Little by little, White historians began to pay attention to the existence of a rich, complex array of cultural traditions and social institutions in the Black community, a fact that had always been well known to African Americans. The churches, the fraternal organizations, the written and oral literary traditions, the art, the music, the science, the philosophy, the politics of Black Americans finally made their way into the story that mainstream historians were telling about America.

At every step of the way, there were White historians and public figures who resisted this rewriting of the American story. Here is an excerpt from a speech delivered by our old friend Thomas Bailey in 1967 to the leading association of historians of America, The Organization of American Historians, on the occasion of his inauguration as its President. The topic of Bailey’s address was “the mythmakers of American history," and after some remarks about that old chestnut, George Washington and the cherry tree [ you remember the one – “I cannot tell a lie.”], he turned to what he called the “newly formed hyphenate group,” African-Americans. Here is what he had to say:

"This belated recognition [of the experiences and activities of Negroes], though praiseworthy in some respects, is fraught with danger. Most non-militant Negroes would probably like to think of themselves as dark-skinned Americans, and this self-imposed Jim Crowism can be self-defeating. Pressure-group history of any kind is deplorable, especially when significant white men are bumped out to make room for much less significant black men in the interests of social harmony. If this kind of distortion gets completely out of hand, we can visualize what will happen when the Negroes become the dominant group in all our largest cities, as they already are in Washington, D.C. Coexistence may end, and we may even have hard-backed Negro histories of the United States, with the white man’s achievements relegated to a subsidiary treatment."

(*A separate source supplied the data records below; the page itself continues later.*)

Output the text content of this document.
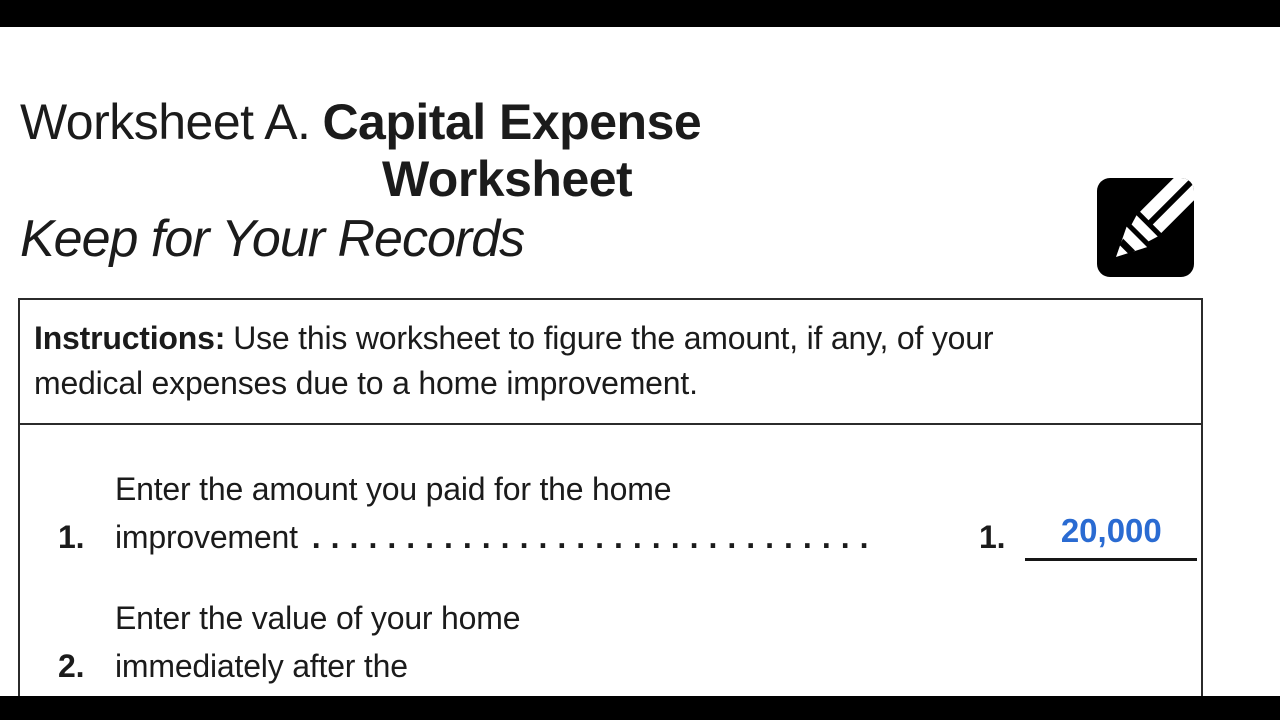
Worksheet A. Capital Expense
Worksheet
Keep for Your Records
Instructions: Use this worksheet to figure the amount, if any, of your
medical expenses due to a home improvement.
1.
Enter the amount you paid for the home
improvement ..............................	1.	20,000
2.
Enter the value of your home
immediately after the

As I observed at the beginning of these remarks, there is an on-going struggle to see who will tell the story of America, and those who find their once-unchallenged hegemony under attack do not willingly yield the narrative voice.


Murfmensch said...

As an academic, I am very used to hearing "I concentrate on this area in this particular period." Historians can be incredibly specific here.

Bailey is worried there will be a "hardback volume" that concentrates on Black history?

Robert Paul Wolff said...

He was worried that the doings of White men would be slighted! We are living at a time when scores of millions of White Americans believe they are the victims of discrimination because they are White Christians. No kidding. If you doubt it, Google Lynn Cheney and the teaching of American history.

Michael said...

I wonder if his comment about the hard-backed (which I take to mean something like "serious" or "scholarly") reflected anxiety about publishing resources. If scholarly publishers begin publishing books about Black history, there won't be as much money for Bailey's books about good ol' White celebration history.

English Jerk said...

It strikes me that Bailey is also (presumably unwittingly) acknowledging how Black history had been treated by him and his ilk up to that point, as a mere footnote to White history. It reminds me of an old Israeli woman who stood up in a public lecture I attended to say that if Palestinians were given the right of return they would "drive us from our homes or kill us in our beds." Hmmmm.

Amato said...

Arthur Schelesinger Jr, in 1998, wrote "The disuniting of America: reflections on a multicultural society," which epitomizes the struggle of historians trying to hold on to America's classical narrative.

Robert Paul Wolff said...

So he did, Amato. I shall have a few choice words about L'il Arthur, as he was called at Harvard to distinguish him from his father, Arthur Schlesinger Sr.